Should I Wait Until 2012 to Decide Whether or Not to Claim Carbon Credits?

Forest Enterprises Limited (FEL), a forest and investment manager in the Wairarapa and East Coast of the North Island, recently advised (most) post-1989 forest owners to wait until 2012 to decide whether to opt in to the Emissions Trading Scheme and claim carbon credits (NZUs). In 2012, should post-1989 forest owners decide to join the ETS, there will be time to do so before 31 December 2012, the last date to secure NZUs for the five years from 1 January 2008 to 31 December 2012. The thinking behind this recommendation is:

  • Avoids the costs of ETS registration and NZU filing - if the ultimate decision is not to join; in any event it delays the expenditure.
  • Gives time for the market (and price discovery) to develop.
  • Gives time for more demand from emitters to develop as free allocations, joining deferrals and partial obligations work through.
  • Gives time for the development of securities and products for managing carbon price risk.
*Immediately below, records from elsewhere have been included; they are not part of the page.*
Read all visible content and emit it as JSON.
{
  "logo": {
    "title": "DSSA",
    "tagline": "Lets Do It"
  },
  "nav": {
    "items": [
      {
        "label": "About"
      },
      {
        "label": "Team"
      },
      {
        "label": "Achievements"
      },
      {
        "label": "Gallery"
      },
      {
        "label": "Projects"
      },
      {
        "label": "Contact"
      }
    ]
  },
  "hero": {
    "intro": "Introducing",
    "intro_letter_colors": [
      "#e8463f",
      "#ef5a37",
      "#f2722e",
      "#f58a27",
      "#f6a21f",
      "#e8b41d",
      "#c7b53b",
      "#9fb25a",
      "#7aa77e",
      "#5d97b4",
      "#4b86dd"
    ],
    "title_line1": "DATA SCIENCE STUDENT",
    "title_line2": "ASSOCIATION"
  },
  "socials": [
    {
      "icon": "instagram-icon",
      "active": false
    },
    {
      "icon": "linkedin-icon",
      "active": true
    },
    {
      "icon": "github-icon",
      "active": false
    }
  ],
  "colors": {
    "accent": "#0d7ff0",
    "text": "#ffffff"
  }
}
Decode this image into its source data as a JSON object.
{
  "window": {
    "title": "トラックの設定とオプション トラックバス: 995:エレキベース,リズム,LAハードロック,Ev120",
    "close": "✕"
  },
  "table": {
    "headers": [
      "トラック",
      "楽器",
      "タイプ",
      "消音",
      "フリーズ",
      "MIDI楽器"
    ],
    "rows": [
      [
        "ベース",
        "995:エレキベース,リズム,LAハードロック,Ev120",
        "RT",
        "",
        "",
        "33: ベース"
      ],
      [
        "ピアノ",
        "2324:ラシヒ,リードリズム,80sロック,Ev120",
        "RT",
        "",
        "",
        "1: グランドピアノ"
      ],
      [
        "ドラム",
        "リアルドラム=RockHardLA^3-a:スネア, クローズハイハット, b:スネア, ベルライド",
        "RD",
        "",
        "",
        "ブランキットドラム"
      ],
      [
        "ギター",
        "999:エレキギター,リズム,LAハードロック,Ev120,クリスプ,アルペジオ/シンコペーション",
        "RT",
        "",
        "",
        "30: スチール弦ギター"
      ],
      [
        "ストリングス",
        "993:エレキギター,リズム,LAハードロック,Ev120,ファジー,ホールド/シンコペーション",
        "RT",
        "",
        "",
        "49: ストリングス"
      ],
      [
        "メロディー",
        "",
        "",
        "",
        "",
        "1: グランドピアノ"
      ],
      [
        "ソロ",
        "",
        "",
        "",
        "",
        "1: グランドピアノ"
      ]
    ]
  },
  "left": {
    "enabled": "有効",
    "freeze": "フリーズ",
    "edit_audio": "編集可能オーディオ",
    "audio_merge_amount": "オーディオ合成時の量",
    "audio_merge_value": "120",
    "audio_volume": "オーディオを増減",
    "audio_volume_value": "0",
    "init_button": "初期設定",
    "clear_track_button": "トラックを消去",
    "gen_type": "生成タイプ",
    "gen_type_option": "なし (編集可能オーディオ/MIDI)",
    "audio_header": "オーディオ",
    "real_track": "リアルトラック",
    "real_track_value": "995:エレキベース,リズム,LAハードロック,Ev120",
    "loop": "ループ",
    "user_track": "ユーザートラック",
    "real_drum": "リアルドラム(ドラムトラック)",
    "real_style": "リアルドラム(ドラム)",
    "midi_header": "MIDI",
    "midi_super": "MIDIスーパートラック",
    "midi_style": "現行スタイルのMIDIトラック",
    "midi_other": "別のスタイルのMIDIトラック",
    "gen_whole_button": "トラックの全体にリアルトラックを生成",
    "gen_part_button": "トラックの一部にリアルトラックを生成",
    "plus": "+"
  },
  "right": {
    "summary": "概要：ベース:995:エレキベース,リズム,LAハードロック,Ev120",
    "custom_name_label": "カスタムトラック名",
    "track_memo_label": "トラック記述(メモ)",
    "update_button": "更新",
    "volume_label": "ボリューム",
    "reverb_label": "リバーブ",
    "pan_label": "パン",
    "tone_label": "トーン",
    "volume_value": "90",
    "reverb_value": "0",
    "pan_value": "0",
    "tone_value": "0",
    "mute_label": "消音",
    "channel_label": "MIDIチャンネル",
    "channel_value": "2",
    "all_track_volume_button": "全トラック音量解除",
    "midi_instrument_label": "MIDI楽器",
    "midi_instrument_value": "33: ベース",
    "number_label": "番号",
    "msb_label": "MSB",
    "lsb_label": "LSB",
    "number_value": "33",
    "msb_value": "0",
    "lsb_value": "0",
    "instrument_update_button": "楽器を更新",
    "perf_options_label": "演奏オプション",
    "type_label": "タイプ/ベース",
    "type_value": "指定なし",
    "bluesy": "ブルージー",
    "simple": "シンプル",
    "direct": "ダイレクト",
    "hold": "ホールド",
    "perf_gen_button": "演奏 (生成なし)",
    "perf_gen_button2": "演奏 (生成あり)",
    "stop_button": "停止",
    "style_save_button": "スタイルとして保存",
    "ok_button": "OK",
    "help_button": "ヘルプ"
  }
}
However, FEL also points out that it might be worth joining the ETS (at least prior to the end of 2012) even if you don't plan to sell your NZUs. It could be a relatively low-cost "insurance policy" against a successive government changing its position on accounting for carbon loss at harvest. Currently, the legislation is such that if you don't join the ETS and don't claim NZUs, you don't have to account for any carbon loss at clearfall. Faced with a huge fiscal cost when the large areas of early 1990s plantings mature, however, a government could conceivably legislate that carbon loss does have to be accounted for, whether NZUs have been claimed or not. Having NZUs in "the bottom drawer" could be very valuable if this happened.

The few forest owners with post-1989 forests planted after 1999 have the opportunity to claim NZUs and sell them without the need to purchase all of them back at harvest (so long as they don't deforest). This makes joining the ETS and selling some of the NZUs more attractive as it takes away some of the carbon price risk.

This advice is consistent with that of PF Olsen's. For the majority of post-1989 forest owners, unless you want to sell your carbon credits in the near-term, there is little need to opt into the ETS at the moment. This recommendation could change if it appears that many forest owners are delaying joining until the "last minute" which could risk bottle necks at MAF and professional service providers due to being inundated with applications. PF Olsen will try to monitor this situation as best we can and advise of developments.

Steve Wilton, Managing Director and founder of FE went on to say: "In our opinion, understanding these factors [about the ETS] should lead to a healthy degree of caution about the long term viability of carbon farming as a stand alone financial undertaking. Our view is that the underlying plantation forestry investment must itself be financially viable, and the carbon opportunity considered a potential added bonus, for so long as there is a market for carbon. No Forest Enterprises co-ordinated and managed forestry investment was established for carbon farming purposes."